Singapore economy to post weak growth of 0.5% in 1Q15
Too close to a contraction.
The manufacturing sector remains a drag in Singapore’s otherwise steady economy, with four consecutive months of below 50 PMI readings.
According to DBS,the economy is expected to narrowly avert a contraction in 1Q15. Expectation is that the economy will likely expand marginally by 0.5% QoQ saar. That’s weak growth by Singapore’s standard and way slower than a 4.9% expansion in 4Q14. On a year-on-year basis, headline growth will likely report 1.8% YoY, down from 2.1% in the previous quarter.
With an equally dismal industrial production output growth of -1.2% YoY on average between Jan-Feb, outlook for this sector looks bleak. A contraction in manufacturing growth is almost a given.
Here’s more from DBS:
Services sector will be the main pillar of growth but specific industry showings will be mixed. Performance of some externally oriented services industries underpinned by the manufacturing cluster will not look good. This is particularly the case with industries such as wholesale trade and transportation services.

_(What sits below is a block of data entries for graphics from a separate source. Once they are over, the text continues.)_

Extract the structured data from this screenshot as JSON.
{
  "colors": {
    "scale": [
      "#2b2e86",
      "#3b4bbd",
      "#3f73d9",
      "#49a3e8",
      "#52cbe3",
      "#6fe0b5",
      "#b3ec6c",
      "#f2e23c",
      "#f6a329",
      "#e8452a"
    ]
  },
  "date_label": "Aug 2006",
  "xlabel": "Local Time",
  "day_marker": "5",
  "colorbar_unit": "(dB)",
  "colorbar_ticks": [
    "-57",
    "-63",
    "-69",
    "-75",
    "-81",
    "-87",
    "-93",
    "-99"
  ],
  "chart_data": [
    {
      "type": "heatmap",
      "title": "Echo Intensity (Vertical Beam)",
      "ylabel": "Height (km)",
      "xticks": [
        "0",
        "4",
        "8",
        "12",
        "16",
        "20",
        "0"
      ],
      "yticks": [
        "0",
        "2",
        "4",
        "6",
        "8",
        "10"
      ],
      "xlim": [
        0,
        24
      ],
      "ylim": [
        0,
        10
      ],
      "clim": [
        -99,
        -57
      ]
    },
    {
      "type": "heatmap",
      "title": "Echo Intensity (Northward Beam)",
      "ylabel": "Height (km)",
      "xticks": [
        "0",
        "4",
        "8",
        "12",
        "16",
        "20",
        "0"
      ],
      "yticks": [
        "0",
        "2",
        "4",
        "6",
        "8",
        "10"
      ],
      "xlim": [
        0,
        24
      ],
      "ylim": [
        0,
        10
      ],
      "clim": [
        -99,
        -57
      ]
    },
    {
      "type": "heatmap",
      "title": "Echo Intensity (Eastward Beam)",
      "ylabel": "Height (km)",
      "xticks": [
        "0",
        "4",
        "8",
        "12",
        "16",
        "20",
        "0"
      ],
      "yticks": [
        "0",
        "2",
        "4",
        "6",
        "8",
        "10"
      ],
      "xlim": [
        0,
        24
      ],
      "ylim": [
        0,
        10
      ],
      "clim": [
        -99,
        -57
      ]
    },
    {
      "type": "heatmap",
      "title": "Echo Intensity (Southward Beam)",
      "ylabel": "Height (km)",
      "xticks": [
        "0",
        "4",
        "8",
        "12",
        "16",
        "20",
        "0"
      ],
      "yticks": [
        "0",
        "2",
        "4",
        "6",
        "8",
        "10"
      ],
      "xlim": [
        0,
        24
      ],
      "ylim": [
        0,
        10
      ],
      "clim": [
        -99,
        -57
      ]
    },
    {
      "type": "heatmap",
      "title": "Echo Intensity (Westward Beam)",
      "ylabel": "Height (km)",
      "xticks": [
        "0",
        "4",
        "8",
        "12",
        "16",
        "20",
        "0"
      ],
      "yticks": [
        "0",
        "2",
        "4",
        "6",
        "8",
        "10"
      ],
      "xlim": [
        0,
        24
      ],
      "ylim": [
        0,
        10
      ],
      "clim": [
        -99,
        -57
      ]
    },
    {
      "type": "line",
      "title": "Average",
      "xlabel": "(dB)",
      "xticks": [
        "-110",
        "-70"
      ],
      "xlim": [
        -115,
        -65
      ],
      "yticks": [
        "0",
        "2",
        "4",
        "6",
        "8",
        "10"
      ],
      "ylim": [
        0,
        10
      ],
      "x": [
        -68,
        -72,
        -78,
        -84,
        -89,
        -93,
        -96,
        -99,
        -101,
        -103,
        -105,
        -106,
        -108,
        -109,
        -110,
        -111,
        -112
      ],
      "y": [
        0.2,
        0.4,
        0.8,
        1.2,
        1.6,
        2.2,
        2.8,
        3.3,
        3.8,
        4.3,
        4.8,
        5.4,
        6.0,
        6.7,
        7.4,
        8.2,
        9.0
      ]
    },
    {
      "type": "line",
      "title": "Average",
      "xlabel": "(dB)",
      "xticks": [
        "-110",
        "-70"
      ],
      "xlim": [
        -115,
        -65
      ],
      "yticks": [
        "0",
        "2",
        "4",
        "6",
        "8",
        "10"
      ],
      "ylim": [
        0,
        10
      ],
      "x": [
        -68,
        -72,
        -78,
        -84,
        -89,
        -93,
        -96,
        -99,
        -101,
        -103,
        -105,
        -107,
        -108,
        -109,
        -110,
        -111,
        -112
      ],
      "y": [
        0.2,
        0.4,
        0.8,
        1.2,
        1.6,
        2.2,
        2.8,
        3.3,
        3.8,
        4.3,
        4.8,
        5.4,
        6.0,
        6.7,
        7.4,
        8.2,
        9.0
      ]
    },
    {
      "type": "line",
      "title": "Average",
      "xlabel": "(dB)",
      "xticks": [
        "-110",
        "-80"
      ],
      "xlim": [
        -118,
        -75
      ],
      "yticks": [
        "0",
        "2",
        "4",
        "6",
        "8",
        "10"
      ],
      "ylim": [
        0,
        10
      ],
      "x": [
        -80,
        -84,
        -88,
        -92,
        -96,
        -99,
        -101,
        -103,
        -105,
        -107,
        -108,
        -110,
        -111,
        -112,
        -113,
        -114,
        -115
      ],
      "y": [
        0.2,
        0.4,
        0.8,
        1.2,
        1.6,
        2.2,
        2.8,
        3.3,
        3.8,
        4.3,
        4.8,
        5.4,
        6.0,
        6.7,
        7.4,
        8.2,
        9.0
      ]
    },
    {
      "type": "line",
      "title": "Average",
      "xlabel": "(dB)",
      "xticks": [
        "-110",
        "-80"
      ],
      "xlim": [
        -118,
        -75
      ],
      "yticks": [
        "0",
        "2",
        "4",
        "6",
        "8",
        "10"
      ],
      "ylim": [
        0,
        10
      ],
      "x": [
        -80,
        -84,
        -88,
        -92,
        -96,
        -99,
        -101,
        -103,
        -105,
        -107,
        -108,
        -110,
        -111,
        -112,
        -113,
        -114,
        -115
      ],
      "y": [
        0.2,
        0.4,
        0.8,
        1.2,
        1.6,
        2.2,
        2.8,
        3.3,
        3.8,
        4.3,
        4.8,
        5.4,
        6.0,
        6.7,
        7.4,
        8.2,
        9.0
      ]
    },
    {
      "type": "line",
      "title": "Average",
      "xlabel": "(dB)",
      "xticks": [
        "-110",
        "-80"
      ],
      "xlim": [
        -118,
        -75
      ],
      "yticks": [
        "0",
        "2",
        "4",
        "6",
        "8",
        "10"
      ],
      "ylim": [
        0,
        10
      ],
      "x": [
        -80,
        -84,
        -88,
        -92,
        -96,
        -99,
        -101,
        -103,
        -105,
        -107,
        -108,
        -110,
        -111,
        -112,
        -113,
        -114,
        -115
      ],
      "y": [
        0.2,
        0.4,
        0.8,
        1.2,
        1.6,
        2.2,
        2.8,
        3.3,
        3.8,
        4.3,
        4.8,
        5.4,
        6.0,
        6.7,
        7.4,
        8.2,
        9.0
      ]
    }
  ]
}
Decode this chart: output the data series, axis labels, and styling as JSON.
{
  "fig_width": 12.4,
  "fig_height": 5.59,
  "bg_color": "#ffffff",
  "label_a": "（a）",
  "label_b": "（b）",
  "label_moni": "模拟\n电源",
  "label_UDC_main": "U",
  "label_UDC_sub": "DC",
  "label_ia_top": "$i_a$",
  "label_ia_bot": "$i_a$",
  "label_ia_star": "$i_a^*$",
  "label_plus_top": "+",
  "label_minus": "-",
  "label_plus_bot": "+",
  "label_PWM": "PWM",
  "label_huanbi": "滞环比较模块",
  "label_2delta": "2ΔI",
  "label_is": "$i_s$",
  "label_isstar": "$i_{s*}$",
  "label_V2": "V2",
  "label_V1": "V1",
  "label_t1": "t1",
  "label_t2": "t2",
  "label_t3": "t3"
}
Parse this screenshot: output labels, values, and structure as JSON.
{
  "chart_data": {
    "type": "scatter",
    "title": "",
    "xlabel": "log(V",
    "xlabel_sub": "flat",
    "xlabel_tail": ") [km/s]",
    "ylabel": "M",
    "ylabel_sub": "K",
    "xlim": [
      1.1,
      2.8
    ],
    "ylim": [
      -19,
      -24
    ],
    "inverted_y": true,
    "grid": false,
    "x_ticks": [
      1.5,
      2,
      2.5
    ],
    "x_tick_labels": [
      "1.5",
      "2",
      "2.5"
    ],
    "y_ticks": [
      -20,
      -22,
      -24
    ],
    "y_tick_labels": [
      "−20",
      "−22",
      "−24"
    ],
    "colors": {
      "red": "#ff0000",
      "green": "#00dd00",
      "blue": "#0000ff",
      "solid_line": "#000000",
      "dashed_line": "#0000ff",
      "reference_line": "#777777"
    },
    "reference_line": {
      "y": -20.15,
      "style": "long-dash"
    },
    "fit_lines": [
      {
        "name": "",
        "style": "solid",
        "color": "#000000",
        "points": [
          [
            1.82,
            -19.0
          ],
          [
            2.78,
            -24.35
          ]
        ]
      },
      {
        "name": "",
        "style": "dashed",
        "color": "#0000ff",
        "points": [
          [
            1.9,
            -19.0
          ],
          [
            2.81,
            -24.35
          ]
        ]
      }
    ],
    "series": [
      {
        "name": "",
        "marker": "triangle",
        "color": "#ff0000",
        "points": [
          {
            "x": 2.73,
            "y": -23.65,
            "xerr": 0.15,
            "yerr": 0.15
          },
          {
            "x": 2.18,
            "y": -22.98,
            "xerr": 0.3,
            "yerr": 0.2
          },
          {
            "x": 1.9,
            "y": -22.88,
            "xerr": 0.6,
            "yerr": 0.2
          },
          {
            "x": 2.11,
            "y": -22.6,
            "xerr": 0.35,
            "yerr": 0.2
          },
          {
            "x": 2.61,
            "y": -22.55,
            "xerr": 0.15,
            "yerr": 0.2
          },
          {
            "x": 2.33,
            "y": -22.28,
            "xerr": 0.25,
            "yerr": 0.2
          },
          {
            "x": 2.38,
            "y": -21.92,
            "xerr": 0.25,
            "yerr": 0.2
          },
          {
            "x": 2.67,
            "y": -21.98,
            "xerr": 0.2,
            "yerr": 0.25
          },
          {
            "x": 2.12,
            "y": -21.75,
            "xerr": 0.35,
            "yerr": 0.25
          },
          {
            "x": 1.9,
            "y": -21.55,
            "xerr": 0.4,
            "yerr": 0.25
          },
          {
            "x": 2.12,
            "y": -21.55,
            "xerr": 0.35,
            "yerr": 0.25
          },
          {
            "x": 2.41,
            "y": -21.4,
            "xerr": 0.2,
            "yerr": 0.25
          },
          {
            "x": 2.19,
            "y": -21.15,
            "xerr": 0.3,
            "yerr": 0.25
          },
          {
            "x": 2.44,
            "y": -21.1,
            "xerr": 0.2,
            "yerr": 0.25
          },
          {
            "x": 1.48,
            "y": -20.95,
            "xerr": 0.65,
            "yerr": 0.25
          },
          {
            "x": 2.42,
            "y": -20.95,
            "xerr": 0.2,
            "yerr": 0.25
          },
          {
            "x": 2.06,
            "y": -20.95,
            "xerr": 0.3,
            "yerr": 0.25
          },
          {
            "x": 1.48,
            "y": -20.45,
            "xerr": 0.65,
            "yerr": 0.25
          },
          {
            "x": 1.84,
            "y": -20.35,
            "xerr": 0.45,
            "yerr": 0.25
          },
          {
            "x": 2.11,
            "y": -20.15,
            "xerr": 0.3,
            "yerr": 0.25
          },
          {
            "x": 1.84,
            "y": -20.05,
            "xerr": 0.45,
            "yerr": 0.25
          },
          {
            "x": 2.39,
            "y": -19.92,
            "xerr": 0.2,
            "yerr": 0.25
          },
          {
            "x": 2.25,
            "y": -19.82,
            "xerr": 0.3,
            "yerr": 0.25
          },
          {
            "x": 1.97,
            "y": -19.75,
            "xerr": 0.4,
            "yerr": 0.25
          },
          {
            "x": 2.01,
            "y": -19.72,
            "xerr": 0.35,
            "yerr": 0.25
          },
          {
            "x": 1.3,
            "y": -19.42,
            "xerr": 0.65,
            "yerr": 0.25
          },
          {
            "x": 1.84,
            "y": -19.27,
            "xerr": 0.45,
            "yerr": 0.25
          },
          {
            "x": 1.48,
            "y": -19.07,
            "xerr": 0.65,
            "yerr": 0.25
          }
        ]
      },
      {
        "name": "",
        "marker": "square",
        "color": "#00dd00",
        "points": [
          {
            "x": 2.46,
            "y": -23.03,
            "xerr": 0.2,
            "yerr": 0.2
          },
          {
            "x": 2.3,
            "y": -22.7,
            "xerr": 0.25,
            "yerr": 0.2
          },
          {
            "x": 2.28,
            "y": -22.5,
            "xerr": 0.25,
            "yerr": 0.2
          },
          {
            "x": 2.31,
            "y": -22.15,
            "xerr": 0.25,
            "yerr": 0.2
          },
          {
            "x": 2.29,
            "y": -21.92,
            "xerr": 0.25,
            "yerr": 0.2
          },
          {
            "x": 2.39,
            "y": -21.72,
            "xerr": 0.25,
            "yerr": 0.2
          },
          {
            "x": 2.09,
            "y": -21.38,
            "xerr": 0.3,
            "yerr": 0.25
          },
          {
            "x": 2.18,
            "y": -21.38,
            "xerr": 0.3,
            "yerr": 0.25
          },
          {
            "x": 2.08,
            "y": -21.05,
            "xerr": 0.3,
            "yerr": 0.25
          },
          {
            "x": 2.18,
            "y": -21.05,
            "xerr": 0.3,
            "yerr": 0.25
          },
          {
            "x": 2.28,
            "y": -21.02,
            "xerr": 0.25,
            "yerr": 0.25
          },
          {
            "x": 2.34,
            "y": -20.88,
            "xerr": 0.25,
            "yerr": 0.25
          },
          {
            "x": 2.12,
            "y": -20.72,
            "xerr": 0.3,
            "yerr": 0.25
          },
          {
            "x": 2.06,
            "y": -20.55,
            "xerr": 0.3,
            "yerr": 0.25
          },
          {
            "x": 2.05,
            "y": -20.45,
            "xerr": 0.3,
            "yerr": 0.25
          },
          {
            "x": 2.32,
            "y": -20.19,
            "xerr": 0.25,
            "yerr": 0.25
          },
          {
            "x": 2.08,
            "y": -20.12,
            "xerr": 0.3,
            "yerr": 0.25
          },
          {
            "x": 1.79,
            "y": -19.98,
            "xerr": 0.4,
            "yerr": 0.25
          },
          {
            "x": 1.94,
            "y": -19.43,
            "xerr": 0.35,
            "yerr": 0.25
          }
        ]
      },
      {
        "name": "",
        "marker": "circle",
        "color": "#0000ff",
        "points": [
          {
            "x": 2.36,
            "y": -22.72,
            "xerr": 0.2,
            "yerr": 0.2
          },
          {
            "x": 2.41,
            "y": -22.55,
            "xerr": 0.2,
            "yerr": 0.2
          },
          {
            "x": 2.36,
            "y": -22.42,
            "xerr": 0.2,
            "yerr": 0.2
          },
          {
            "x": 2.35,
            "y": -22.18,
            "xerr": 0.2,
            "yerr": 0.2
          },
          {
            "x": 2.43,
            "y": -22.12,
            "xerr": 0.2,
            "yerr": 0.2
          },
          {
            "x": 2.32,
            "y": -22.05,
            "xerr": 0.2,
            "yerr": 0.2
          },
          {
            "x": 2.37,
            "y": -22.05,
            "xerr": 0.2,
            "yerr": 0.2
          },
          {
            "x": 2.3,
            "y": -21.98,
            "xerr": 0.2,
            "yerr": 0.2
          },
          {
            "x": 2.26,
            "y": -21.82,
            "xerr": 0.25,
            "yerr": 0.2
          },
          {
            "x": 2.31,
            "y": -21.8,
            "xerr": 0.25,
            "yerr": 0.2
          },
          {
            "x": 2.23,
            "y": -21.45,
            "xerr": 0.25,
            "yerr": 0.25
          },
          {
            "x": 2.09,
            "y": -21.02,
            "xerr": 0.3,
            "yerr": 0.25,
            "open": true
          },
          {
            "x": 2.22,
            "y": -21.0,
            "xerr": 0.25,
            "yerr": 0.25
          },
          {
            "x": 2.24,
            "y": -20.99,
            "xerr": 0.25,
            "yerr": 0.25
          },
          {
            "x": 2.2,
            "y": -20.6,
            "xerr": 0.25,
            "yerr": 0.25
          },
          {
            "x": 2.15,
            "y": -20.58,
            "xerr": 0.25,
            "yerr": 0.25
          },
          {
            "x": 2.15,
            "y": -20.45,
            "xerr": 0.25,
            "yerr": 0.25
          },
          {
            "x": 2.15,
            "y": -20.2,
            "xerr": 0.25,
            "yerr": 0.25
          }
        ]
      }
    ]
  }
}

However, financial services will remain the outlier, with double digit growth powered essentially by healthy trading volume. Overall, amid the still sluggish global demand and existing domestic labour crunch, services sector growth will remain more or less unchanged from the previous quarter, at about 3% YoY.
Nonetheless, this is afterall the advance estimates, which is prone to massive revision. Risk is that this upcoming set of advance numbers may undershoot. So, while a “worse than expected” outcome for 1Q15 GDP figures will imply downside risk to our full year GDP growth forecast of 3.2%, any recalibration will be conditioned on the finalised figures, which will only be due in May.